A preemptive justification for political violence

By Scott Tibbs, April 18, 2019

Way back in the 1990's, I covered a protest at the Sample Gates for Hoosier Review. Someone at the protest suggested I was there to "intimidate" the protesters, which I immediately shut down by using some self-deprecating humor about my physical stature. No one is going to be intimidated by me. The suggestion itself was a joke, not a serious argument - just some politicos ribbing each other. But I was reminded of that with the claims that Matt Walsh is a threat to the "physical safety" students at Baylor University.

We need to be brutally, shockingly honest about the real motivation behind calling Walsh a threat to the "physical safety" of these students. This is a preemptive justification for violence. If someone is a "threat" to your "physical safety," then you have the right to self defense, which includes physical force. The natural human right to defend the life or bodily integrity of yourself or loved ones has been universally understood throughout human history. This is why our criminal code follows a long tradition of not holding people criminally liable for killing someone in self-defense.

The shift from more emotion-based arguments (making people feel unwelcome, or hurting their feelings, and so forth) to "physical safety" is a move designed to destroy free speech.
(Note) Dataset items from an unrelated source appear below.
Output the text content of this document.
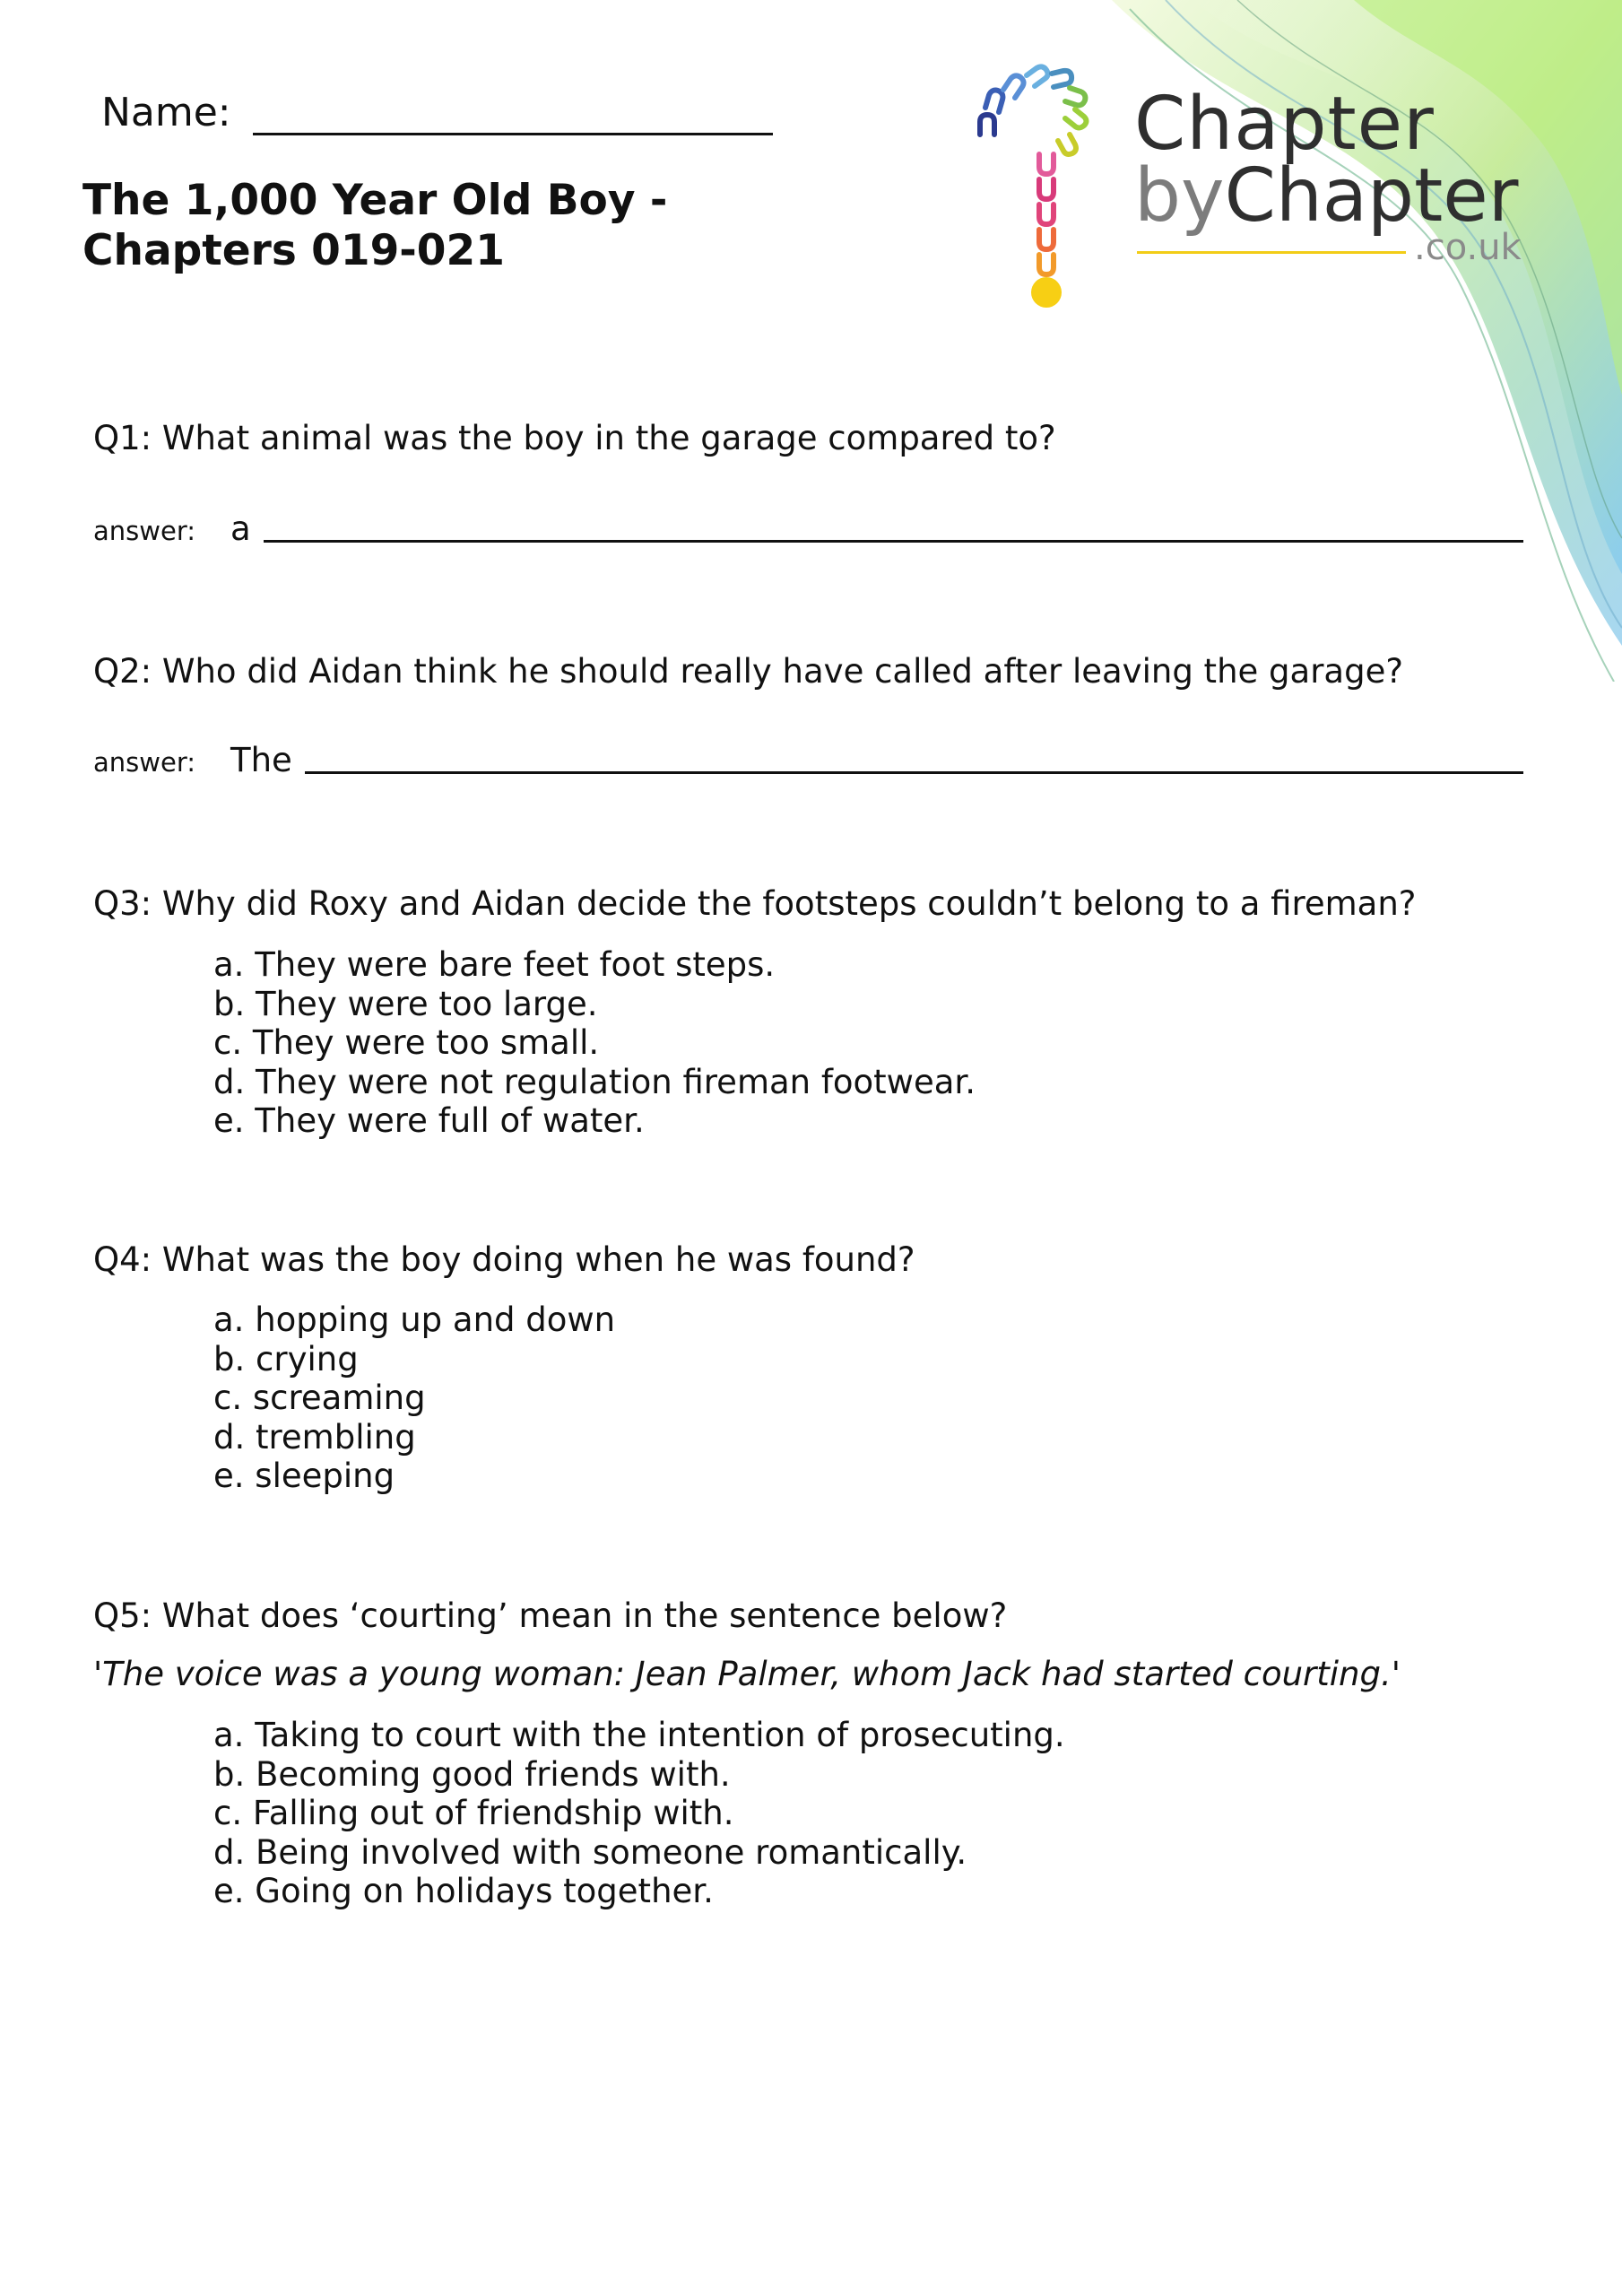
Name:
The 1,000 Year Old Boy -
Chapters 019-021
Chapter
byChapter
.co.uk
Q1: What animal was the boy in the garage compared to?
answer:	a
Q2: Who did Aidan think he should really have called after leaving the garage?
answer:	The
Q3: Why did Roxy and Aidan decide the footsteps couldn’t belong to a fireman?
a. They were bare feet foot steps.
b. They were too large.
c. They were too small.
d. They were not regulation fireman footwear.
e. They were full of water.
Q4: What was the boy doing when he was found?
a. hopping up and down
b. crying
c. screaming
d. trembling
e. sleeping
Q5: What does ‘courting’ mean in the sentence below?
'The voice was a young woman: Jean Palmer, whom Jack had started courting.'
a. Taking to court with the intention of prosecuting.
b. Becoming good friends with.
c. Falling out of friendship with.
d. Being involved with someone romantically.
e. Going on holidays together.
It is bad enough that it justifies mob action to shut down opposing ideas, but the logic behind this argument actually makes the state (or state agencies, like public universities) responsible for shutting down "offensive" ideas that allegedly threaten the "safety" of students. This is why we are seeing so much rhetoric about "violent" social media posts, when words have never physically harmed a single person and never will.

We need to resist this authoritarian rhetoric. We need to call out those screeching about "safety" and expose the fact that they only want to silence opposing ideas. We must, as always, be 100% uncompromising in our defense of free speech and expose the enemies of free speech.